Following its decision, dated 8 July, 2010, imposing an unconditional stay on the proceedings of the case The Prosecutor v. Thomas Lubanga Dyilo, Trial Chamber I of the International Criminal Court (ICC) today ordered the release of the accused. According to the judges, an accused cannot be held in preventative custody on a speculative basis, namely that at some stage in the future the proceedings may be resurrected.
However this order will not be implemented with immediate effect. “This order shall not be enforced until the five day time limit for an appeal has expired”, stated presiding Judge Adrian Fulford in a hearing today. “If an appeal is filed within the five day time limit against this order granting release, and if a request is made to suspend its effect, the accused shall not leave detention until the Appeals Chamber has resolved whether this order granting release is to be suspended”, Judge Fulford continued. The Chamber also noted that an order releasing the accused shall only be put into effect after arrangements have been made for his transfer to a State that is obliged to receive him.
In its oral decision, Trial Chamber I also granted the Prosecutor’s 15 July application for leave to appeal the decision to stay the proceedings. Furthermore, the Chamber decided to adjourn any action under article 71 of the Statute, dealing with misconduct before the Court, until the Appeals Chamber’s judgment on this appeal. “The Prosecutor has failed to implement two of the Chamber's orders; those of 7 July, 2010. For the reasons set out in the decision imposing the stay, this constituted a deliberate and in our judgment, wholly unjustified refusal to comply with the directions of the Court”, explained Judge Fulford. However, “It is fair that the issue of sanctions should await the outcome of the appeal” he concluded.
On 8 July, Trial Chamber I had stayed the proceedings considering that the fair trial of the accused was no longer possible due to non-implementation of the Chamber’s orders by the prosecution. The judges had ordered the Office of the Prosecutor to confidentially disclose to the Defence the names and other necessary identifying information of intermediary 143.
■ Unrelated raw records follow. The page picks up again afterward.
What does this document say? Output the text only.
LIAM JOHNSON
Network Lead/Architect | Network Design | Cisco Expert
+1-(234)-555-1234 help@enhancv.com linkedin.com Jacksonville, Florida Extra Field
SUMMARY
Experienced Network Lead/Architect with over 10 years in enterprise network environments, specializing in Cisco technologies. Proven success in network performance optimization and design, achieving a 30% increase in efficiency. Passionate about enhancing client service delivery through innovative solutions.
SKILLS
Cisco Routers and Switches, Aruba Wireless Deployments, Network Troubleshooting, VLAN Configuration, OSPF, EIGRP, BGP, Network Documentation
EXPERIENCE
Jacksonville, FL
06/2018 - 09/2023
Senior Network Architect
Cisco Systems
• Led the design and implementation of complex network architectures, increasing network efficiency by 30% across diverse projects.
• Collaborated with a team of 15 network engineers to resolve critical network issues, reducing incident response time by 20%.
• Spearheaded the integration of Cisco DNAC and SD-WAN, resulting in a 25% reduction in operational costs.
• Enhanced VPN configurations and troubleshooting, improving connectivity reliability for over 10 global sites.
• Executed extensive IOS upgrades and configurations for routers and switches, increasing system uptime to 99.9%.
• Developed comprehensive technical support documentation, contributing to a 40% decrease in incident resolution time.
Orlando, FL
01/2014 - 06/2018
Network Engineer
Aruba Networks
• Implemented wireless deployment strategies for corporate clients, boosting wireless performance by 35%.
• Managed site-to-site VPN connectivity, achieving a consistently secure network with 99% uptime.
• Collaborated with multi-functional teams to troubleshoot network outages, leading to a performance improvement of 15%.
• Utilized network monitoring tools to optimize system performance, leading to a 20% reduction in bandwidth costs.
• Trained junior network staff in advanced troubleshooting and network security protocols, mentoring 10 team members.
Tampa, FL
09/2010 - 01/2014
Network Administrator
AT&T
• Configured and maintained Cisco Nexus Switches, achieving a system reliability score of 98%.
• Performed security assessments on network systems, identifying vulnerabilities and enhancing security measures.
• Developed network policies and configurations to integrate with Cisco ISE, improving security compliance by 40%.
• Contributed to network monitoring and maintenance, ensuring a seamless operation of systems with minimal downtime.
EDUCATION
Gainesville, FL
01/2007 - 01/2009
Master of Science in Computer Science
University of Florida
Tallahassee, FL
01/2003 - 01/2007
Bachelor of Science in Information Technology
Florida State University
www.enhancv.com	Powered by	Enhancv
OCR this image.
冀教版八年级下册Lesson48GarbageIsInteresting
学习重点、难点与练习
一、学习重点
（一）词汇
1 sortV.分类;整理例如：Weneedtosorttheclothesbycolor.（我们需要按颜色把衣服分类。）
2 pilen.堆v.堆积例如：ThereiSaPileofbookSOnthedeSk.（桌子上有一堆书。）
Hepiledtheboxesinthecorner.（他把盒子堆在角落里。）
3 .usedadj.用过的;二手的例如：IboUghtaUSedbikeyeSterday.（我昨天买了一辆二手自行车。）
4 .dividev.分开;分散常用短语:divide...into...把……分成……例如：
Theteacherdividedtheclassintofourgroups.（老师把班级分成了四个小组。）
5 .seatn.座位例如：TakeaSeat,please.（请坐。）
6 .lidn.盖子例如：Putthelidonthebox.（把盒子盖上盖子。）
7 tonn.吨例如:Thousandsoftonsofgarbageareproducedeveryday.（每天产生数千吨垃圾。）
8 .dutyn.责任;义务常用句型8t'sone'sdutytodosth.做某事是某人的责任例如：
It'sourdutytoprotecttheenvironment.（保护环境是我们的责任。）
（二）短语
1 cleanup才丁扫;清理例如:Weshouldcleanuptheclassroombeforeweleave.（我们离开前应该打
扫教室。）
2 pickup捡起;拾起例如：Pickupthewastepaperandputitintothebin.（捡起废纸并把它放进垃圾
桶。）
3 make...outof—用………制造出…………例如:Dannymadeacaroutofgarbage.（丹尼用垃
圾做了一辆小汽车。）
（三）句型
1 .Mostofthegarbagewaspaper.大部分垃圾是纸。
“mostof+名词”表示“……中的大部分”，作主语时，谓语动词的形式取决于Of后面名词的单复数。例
Thomas Lubanga Dyilo is accused of having committed, as co-perpetrator, war crimes of enlisting and conscripting of children under the age of 15 years into the Forces patriotiques pour la libération du Congo (Patriotic Forces for the Liberation of Congo), (FPLC), and using them to participate actively in hostilities in Ituri, a district of the eastern province of the Democratic Republic of the Congo (DRC), between September 2002 and August 2003.
The situation was referred to the Court by the Government of the Democratic Republic of the Congo (DRC) in April 2004. The Prosecutor v. Thomas Lubanga Dyilo is one of the cases that arose from the situation in the Democratic Republic of the Congo; others are The Prosecutor v. Germain Katanga and Mathieu Ngudjolo Chui and The Prosecutor v. Bosco Ntaganda. Bosco Ntaganda remains at large. Investigations are ongoing in the DRC.